Primary Care Coding Alert

Reader Question:

Mini-Mental Status Exam

Question: We had a 78-year-old patient present with dizziness. The patient's son accompanied him to the visit and informed the physician that his father was having trouble recognizing friends and family and that his hygiene habits were deteriorating. After evaluating the patient's symptoms, the doctor conducted a mini-mental status examination (MMSE). What code should we use for the MMSE? Florida Subscriber Answer: The MMSE is included in the E/M service. In this case, you can only use an E/M office visit code (99201-99215), but you can factor in the MMSE when determining the level.

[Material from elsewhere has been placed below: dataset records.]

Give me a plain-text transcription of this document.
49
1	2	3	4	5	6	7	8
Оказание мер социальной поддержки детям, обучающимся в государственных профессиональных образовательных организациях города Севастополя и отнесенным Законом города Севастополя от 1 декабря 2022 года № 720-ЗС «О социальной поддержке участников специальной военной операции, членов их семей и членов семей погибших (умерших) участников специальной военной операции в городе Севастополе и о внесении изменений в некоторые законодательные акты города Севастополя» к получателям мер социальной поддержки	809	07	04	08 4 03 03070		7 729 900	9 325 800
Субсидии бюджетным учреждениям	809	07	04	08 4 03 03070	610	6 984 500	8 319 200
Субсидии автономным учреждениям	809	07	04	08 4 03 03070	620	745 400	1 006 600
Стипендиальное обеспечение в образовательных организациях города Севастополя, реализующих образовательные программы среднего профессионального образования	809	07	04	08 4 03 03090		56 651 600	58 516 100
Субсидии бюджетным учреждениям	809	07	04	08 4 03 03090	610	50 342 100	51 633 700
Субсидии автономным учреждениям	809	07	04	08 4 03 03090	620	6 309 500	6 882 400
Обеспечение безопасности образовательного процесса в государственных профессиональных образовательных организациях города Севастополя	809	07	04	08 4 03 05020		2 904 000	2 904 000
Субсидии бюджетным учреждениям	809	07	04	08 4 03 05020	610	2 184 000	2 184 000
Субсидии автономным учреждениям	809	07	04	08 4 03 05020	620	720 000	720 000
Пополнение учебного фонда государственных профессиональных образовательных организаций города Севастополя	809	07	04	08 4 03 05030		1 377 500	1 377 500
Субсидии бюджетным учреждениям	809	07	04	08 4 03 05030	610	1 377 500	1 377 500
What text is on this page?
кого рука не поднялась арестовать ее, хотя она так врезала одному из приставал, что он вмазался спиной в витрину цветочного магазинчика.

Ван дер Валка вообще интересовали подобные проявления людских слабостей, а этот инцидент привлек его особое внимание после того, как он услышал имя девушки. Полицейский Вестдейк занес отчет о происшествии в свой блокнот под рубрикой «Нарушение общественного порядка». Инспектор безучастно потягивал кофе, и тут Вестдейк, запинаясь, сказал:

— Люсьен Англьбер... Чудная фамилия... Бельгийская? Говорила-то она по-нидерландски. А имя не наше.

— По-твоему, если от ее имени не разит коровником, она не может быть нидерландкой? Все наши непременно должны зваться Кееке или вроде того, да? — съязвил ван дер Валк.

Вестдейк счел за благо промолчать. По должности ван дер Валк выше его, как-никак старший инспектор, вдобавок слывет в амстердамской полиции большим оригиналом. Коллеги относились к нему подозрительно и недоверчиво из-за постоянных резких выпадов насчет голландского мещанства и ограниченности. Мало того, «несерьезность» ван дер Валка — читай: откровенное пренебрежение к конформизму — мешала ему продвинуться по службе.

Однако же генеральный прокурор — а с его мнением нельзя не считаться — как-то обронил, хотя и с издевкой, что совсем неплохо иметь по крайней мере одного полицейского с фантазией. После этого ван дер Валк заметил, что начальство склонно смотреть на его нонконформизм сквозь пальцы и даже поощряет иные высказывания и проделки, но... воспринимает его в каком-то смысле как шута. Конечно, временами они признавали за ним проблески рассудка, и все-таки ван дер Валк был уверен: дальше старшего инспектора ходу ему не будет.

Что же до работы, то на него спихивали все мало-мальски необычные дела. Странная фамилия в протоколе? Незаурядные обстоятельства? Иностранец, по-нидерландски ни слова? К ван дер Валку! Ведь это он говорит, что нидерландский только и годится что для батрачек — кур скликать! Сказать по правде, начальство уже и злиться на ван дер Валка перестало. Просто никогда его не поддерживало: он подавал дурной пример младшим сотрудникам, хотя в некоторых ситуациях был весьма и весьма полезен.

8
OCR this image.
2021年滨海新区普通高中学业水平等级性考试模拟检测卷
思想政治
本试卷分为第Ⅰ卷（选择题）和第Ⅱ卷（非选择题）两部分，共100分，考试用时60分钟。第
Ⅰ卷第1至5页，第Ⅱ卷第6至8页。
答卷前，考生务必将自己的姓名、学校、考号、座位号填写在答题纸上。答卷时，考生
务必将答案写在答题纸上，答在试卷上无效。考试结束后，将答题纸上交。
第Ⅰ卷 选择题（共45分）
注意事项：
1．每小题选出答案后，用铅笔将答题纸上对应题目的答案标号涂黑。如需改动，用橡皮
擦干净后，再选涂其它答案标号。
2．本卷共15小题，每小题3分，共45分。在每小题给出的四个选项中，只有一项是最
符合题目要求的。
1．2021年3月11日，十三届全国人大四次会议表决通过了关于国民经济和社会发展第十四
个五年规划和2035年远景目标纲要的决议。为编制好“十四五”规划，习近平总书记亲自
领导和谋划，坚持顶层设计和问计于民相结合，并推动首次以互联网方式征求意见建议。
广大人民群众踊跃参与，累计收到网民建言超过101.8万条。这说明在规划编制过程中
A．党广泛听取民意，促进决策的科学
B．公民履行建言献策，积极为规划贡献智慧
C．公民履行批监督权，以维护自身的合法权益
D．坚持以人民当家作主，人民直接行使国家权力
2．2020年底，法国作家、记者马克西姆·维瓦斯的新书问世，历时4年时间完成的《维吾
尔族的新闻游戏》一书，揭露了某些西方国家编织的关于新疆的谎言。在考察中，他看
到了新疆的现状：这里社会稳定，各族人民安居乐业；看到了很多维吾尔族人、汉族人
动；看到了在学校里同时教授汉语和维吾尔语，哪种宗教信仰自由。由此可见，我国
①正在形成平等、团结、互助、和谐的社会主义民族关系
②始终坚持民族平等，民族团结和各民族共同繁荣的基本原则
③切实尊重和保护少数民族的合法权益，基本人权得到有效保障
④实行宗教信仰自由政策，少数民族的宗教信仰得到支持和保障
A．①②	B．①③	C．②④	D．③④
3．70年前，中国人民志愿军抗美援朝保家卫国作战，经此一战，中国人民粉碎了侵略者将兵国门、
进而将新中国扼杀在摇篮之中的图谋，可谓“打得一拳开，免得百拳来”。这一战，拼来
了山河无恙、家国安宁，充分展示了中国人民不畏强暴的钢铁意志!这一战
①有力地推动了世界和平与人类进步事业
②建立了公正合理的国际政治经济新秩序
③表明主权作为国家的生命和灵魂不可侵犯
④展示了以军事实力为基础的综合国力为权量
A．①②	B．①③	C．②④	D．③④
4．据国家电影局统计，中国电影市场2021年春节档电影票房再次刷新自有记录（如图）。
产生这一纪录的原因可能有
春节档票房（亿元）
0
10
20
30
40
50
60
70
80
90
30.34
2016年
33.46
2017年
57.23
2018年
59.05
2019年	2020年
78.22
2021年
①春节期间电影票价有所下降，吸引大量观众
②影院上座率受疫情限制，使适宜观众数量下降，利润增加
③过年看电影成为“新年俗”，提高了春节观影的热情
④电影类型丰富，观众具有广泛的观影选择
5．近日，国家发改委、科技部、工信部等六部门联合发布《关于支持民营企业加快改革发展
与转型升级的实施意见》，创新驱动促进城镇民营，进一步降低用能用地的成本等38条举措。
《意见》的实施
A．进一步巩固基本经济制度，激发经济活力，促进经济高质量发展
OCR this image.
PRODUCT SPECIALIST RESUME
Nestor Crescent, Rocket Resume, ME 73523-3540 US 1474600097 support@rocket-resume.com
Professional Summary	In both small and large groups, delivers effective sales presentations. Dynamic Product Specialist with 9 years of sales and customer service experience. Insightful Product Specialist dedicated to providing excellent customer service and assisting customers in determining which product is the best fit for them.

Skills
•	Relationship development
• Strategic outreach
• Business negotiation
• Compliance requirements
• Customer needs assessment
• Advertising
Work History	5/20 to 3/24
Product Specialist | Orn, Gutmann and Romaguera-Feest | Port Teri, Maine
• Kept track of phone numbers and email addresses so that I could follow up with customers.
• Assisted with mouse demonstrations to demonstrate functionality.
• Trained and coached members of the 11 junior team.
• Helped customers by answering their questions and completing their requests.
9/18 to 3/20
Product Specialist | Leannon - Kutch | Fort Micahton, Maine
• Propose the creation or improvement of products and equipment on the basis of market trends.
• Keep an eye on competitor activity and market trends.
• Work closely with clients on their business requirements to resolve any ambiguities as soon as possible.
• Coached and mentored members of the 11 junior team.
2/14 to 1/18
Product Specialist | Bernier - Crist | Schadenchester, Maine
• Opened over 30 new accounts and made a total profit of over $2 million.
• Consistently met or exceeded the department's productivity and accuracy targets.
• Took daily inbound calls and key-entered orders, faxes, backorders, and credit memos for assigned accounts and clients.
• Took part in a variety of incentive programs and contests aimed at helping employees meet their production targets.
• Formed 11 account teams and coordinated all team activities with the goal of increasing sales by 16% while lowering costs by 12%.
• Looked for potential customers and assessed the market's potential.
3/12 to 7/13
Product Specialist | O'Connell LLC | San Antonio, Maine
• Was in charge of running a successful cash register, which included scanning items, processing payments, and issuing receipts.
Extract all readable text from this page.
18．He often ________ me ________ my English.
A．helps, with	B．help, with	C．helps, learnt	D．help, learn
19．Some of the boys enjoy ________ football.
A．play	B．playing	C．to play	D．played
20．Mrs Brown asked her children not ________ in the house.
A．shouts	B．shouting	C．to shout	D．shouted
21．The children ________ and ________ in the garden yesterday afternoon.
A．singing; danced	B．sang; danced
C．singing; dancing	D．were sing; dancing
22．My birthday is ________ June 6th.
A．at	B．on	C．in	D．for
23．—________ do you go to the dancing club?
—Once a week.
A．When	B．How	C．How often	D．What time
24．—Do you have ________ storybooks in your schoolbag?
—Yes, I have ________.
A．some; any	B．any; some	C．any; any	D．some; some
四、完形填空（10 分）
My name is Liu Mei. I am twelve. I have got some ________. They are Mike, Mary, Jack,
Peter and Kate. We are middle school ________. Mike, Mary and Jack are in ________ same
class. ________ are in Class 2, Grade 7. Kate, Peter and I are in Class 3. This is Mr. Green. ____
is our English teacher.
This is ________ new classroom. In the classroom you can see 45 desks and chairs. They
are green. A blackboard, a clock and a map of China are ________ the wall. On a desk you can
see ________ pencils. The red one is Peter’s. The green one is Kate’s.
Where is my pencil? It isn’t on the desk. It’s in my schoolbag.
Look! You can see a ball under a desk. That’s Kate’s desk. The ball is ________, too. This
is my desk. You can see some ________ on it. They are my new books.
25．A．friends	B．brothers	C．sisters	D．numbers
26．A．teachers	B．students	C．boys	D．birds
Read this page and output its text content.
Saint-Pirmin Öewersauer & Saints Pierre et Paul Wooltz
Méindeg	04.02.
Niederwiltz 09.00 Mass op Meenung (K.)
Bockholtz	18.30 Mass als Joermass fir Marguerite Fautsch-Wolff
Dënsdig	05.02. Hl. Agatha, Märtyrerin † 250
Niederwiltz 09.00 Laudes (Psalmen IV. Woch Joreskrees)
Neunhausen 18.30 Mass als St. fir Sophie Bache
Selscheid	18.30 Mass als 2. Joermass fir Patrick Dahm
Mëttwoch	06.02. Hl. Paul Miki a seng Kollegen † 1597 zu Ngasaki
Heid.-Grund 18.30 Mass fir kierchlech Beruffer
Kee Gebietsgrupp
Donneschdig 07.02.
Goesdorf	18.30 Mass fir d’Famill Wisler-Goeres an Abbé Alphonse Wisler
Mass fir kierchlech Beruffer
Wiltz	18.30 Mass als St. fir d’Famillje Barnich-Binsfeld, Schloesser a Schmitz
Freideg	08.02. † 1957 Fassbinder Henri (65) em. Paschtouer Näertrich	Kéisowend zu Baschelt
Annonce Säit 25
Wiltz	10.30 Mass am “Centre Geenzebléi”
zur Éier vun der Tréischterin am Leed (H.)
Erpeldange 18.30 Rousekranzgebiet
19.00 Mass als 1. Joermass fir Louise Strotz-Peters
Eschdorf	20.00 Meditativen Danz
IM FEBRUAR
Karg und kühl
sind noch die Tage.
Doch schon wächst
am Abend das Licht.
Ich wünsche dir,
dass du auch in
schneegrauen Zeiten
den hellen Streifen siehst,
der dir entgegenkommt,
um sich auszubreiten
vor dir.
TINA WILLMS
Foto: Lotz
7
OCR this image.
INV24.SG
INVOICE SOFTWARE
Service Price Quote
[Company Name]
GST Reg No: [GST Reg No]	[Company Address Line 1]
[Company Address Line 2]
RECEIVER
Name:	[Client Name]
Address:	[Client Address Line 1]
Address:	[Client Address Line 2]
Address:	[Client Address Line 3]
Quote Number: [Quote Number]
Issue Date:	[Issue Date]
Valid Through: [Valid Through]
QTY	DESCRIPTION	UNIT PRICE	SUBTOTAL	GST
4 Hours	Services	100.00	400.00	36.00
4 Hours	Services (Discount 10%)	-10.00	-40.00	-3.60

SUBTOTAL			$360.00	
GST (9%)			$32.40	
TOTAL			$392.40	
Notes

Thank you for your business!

Usually the family physician conducts an MMSE on patients with symptoms of early-stage memory loss or poor cognitive functioning. It helps the physician to diagnosis dementia, such as Alzheimer's disease. The exam consists of 10-15 minutes of basic questions to determine the patient's mental status.

Some coders make the mistake of using 96115 (Neurobehavioral status exam [clinical assessment of thinking, reasoning and judgment, e.g., acquired knowledge, attention, memory, visual spatial abilities, language functions, planning] with interpretation and report, per hour) for the MMSE. But this code is for a specific psychological test that determines the patient's neurobehavioral status. Although this code and 96100-96117 (Central nervous system assessments/tests [e.g., neuro-cognitive, mental status, speech testing]) may be reimbursed by some payers for reporting an MMSE, they are incorrect for this purpose.